En el pasado, prosigue Weissbourd, la sociedad asignaba —incluso entre las clases media y alta de los países occidentales— una senda clara de “intenciones vitales, como ser un buen cristiano o tener hijos”. El menor margen de acción podía asfixiar a algunos, pero mitigaba las dudas y la inseguridad que estas conllevan.
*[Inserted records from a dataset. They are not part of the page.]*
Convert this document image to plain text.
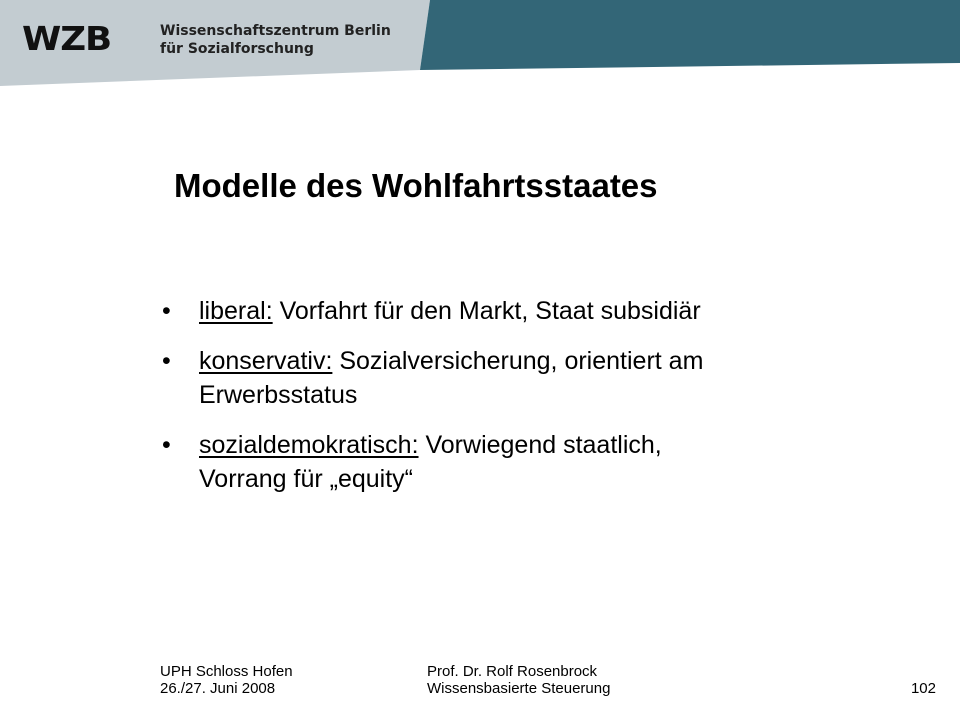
WZB	Wissenschaftszentrum Berlin
für Sozialforschung
Modelle des Wohlfahrtsstaates
• liberal: Vorfahrt für den Markt, Staat subsidiär
• konservativ: Sozialversicherung, orientiert am Erwerbsstatus
• sozialdemokratisch: Vorwiegend staatlich, Vorrang für „equity“
UPH Schloss Hofen
26./27. Juni 2008
Prof. Dr. Rolf Rosenbrock
Wissensbasierte Steuerung	102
Hoy prevalecen mayores cotas de libertad, un concepto en principio positivo pero que —como no se cansó de repetir el filósofo existencialista francés Jean-Paul Sartre— lleva aparejado un reverso oscuro: la angustia de equivocarse o no aprovechar las infinitas oportunidades de ser más libre.
Aun así, sostiene Mediss Tavakkoli, investigadora iraní afincada en España, todas las sociedades marcan sutil o explícitamente “qué implica ser un adulto de éxito”. Tavakkoli publicó recientemente un estudio en el que vincula percepciones sobre adultez y salud mental. Y concluyó que, en todas las edades, considerarse a sí mismo un buen o mal adulto —de acuerdo a variables subjetivas como la madurez para asumir responsabilidades u objetivas como la independencia financiera— impacta significativamente en el bienestar. “Verse como un fracaso de adulto supone una enorme amenaza para la salud mental”, explica esta investigadora.
Soledad y falta de proyecto vital
Entre los adultos de nuevo cuño, añade Tavakkoli, impera además una idea de autosuficiencia que no contribuye a suavizar los sinsabores de la vida misma: “Tienden a pensar que han de sobrevivir solos y estar bien sin ayuda de otros”. Según un estudio de 40dB. para este diario publicado el año pasado, un 37% de jóvenes menores de 24 años se sienten solos, el porcentaje más alto entre todos los tramos de edad.
Durante la veintena y más adelante, “las altas tasas de desempleo juvenil y las dificultades para emanciparse añaden otros elementos de riesgo”, apunta Patricia Bolea, directora de la clínica de salud mental ITA La Garriga (Barcelona), donde ha creado un programa específico para adultos emergentes. Esta psicóloga resume un panorama de sobra conocido en países como España: “Jóvenes superbién preparados con salarios muy precarios, problemas en el acceso a la vivienda, etcétera”. Factores socioeconómicos aparte, Bolea estima que “el exceso de protección de las familias durante la adolescencia hace hoy más compleja la transición a la vida adulta”. Y sostiene que una clave a estas edades pasa porque cada cual vaya definiendo prioridades “de acuerdo a su sistema de valores” y abriéndose sin ideas rígidas “a la inmensa diversidad de formas para encontrar satisfacción en la adultez”.
Tras su paso por la universidad, a los 21 años, Berta estudia ahora para ser auxiliar de veterinaria. “Ha llevado su tiempo, pero me he dado cuenta de que quiero dedicar mi vida a ayudar a los animales”, afirma. Además de haber encontrado un camino propio, en su mejoría está cobrando un gran valor la mayor permisividad con sus emociones: “Lo único que consigues si no te dejas sentir perdido, o incluso desamparado, es acabar sintiéndote así con más frecuencia”. Con ese aprendizaje, Berta va, poco a poco, deconstruyendo las imposiciones sobre cómo ha de ser una cuando ya no se es una cría.